Personal information
- Born: December 22, 1950 (age 74) Alton, Illinois, United States

Sport
- Sport: Diving

= Barbara Nejman =

American diver

Barbara Nejman (born December 22, 1950) is an American diver. She competed in the women's 3 metre springboard event at the 1976 Summer Olympics.

==Career==
Nejman began diving around the age of eight in southern Illinois. She was coached by Don Leas, who also coached several All-Americans at Clarion State College, from where Nejman graduated. At the age of 12, she unsuccessfully tried for the 1964 Summer Olympics and again for the 1968 Summer Olympics. During trials for the 1972 Summer Olympics, she was edged out by Micki King, yet succeeded in the 1976 Summer Olympics trials, finishing third behind Jennifer Chandler and Cynthia McIngvale. Following the Olympics, she won titles in the AAU Senior Diving Championships and won the American Cup Championship.

After an 18-year hiatus from the early 1980s, she began diving again in the late 1990s and by 1999, had already won five gold medals, including three in 1999 from the grand masters division.

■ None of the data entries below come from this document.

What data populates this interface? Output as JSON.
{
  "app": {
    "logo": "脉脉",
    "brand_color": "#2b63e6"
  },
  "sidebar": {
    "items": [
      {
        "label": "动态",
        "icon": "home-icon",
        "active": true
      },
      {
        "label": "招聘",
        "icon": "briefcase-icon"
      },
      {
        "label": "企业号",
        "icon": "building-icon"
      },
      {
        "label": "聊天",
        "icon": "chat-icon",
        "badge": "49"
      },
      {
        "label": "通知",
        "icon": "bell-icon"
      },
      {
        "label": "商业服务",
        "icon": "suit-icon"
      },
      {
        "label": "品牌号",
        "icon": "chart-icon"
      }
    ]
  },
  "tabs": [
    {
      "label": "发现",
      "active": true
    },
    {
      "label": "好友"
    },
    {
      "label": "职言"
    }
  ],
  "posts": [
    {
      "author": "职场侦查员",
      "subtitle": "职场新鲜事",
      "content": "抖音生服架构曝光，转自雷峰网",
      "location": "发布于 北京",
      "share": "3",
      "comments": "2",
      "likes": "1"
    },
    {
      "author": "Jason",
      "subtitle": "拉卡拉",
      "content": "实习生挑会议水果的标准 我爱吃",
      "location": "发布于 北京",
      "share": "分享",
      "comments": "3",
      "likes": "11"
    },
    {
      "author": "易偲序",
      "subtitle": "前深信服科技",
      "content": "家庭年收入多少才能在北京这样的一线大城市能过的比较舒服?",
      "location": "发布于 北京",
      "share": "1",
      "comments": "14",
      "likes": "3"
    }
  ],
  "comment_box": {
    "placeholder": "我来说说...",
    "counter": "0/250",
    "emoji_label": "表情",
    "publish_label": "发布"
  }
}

She served as a diving consultant in eight western states and was an active campaigner to improve diving facilities in Phoenix, Arizona.

Outside of diving, Nejman taught history and geography at Xavier, as well as being the school's swimming and diving coach throughout the entirety of the 1990s.

==Personal==
Nejman is married to husband Thomas since around 1974, who graduated from Clarion State College a year prior to her.